An English management consultant here, who is also a dutiful son, bought his elderly parents a special gift this Christmas. It was an inexpensive five-day holiday on the Continent valid till the summer of 2009. The present came in the form of a card with a map of Europe with a choice of a dozen holiday destinations prettily picked out in red beribboned bullets—Malaga, Nice, Rome, St Petersburg and so on. But although delighted, the parents, who are retired pensioners, were also worried. They weren’t sure if they could rustle up enough money to pay for extras such as local transport, sight-seeing, restaurants and sundries. The value of the pound sterling has dropped so sharply against the euro that many middle-class British can no longer afford to traipse round old familiar haunts. London stores are full of the French ferrying over to pick up New Year bargains. And after some discussion it was decided that my friend’s poor parents would probably go furthest east, to Istanbul, to be able to use their holiday package.
In all the years I have been visiting England I have rarely seen such a lowering of mood or found British as cash-strapped and counting their pennies. There was a poignant picture in the papers (after the 100-year old high street retailer Woolworths with 800-plus branches and 30,000 employees started selling stock at rock-bottom prices before closing down) of a minister and his his wife scrambling to buy discounted gift wrapping, that summed it all up.
Woolworths going into administration with debts of £385 million has been followed by a series of smaller retail chain closures, cutbacks and sellouts. Marks & Spencer announced it would close two dozen of its food stores, old firms such as Whittard of Chelsea, purveyors of fine teas and coffees, luckily survived with a new buyer, but well-known clothing and children’s wear companies had closed by year’s end. Near-chaotic conditions prevailed when I strayed into Zavvi, one of the country’s largest DVD and music retailers, as bargain-hunters mobbed the place before it downed shutters.
Many of the closures are linked to the demise of the Woolworths behemoth. Plummeting high street credit, though, is but one sign of the general slowdown bordering the onset of recession that has Britain in its grip. It’s not just the big companies that are riddled with debt; the man on the street can’t pay up as cheap credit slacks off. House owners worry that they can’t cope with mortgage payments with rising interest rates in a falling property market. Layoffs are spiralling in any number of sectors. Pension funds invested in the stock market have begun to shrink, so people like my friend’s parents have to eke it out as old age savings dwindle. The poor are the worst off: among the grim stories reported were of the numbers, unable to afford rising heating bills, who are suffering from hypothermia. As a face-saving measure, the government has gone into agony aunt mode. It now funds something called a National Debt Helpline, to help callers find answers to their money crises.

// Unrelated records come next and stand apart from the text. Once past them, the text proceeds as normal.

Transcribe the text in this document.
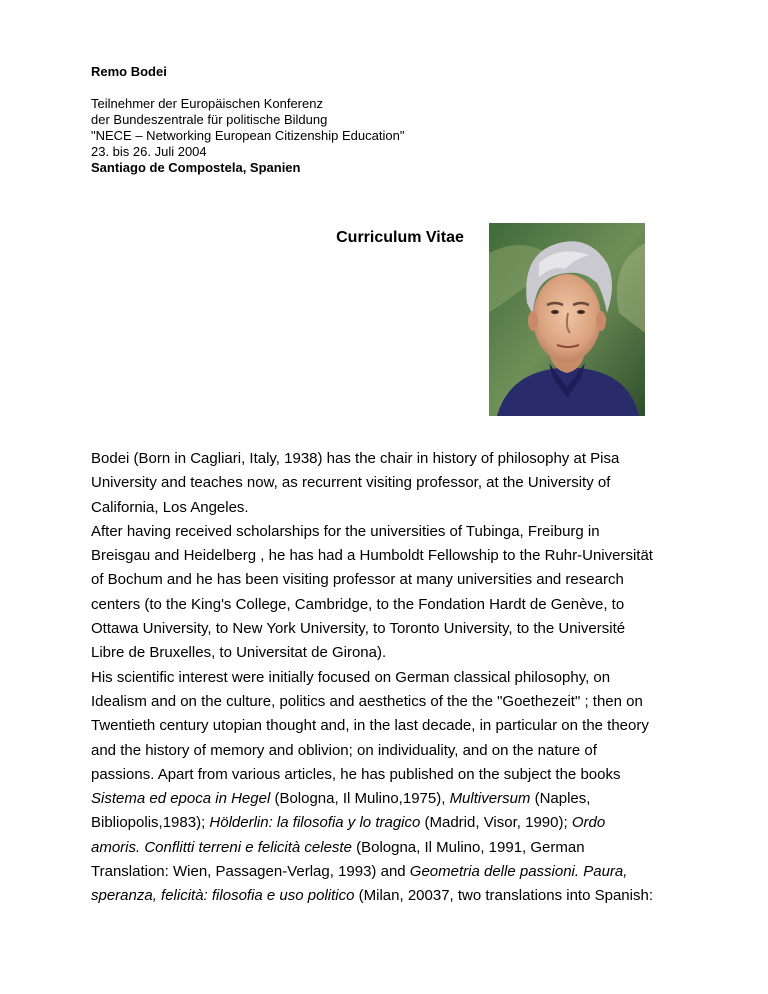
Remo Bodei
Teilnehmer der Europäischen Konferenz
der Bundeszentrale für politische Bildung
"NECE – Networking European Citizenship Education"
23. bis 26. Juli 2004
Santiago de Compostela, Spanien
Curriculum Vitae
Bodei (Born in Cagliari, Italy, 1938) has the chair in history of philosophy at Pisa
University and teaches now, as recurrent visiting professor, at the University of
California, Los Angeles.
After having received scholarships for the universities of Tubinga, Freiburg in
Breisgau and Heidelberg , he has had a Humboldt Fellowship to the Ruhr-Universität
of Bochum and he has been visiting professor at many universities and research
centers (to the King's College, Cambridge, to the Fondation Hardt de Genève, to
Ottawa University, to New York University, to Toronto University, to the Université
Libre de Bruxelles, to Universitat de Girona).
His scientific interest were initially focused on German classical philosophy, on
Idealism and on the culture, politics and aesthetics of the the "Goethezeit" ; then on
Twentieth century utopian thought and, in the last decade, in particular on the theory
and the history of memory and oblivion; on individuality, and on the nature of
passions. Apart from various articles, he has published on the subject the books
Sistema ed epoca in Hegel (Bologna, Il Mulino,1975), Multiversum (Naples,
Bibliopolis,1983); Hölderlin: la filosofia y lo tragico (Madrid, Visor, 1990); Ordo
amoris. Conflitti terreni e felicità celeste (Bologna, Il Mulino, 1991, German
Translation: Wien, Passagen-Verlag, 1993) and Geometria delle passioni. Paura,
speranza, felicità: filosofia e uso politico (Milan, 20037, two translations into Spanish:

How did it get so bad so quickly? In one word: overspending. Money was everywhere, and available cheaply. From low-interest, long-term housing loans to buy-one-get-one-free supermarket deals, the wages of profligate spending have caught up. I used to watch my friends with a mixture of awe and envy as they replaced last year’s DVD player with a home theatre screen, added glamorous extensions to their homes and took off on far-flung holidays several times a year. It wasn’t because they had spare cash. Just a wallet overload of plastic that promised debt. Now it’s payback time, and it hurts.
Coming home after a couple of weeks, some of the same signs are visible among the newly affluent swathe of Indians. It won’t be long before the wages of overspending catch up here.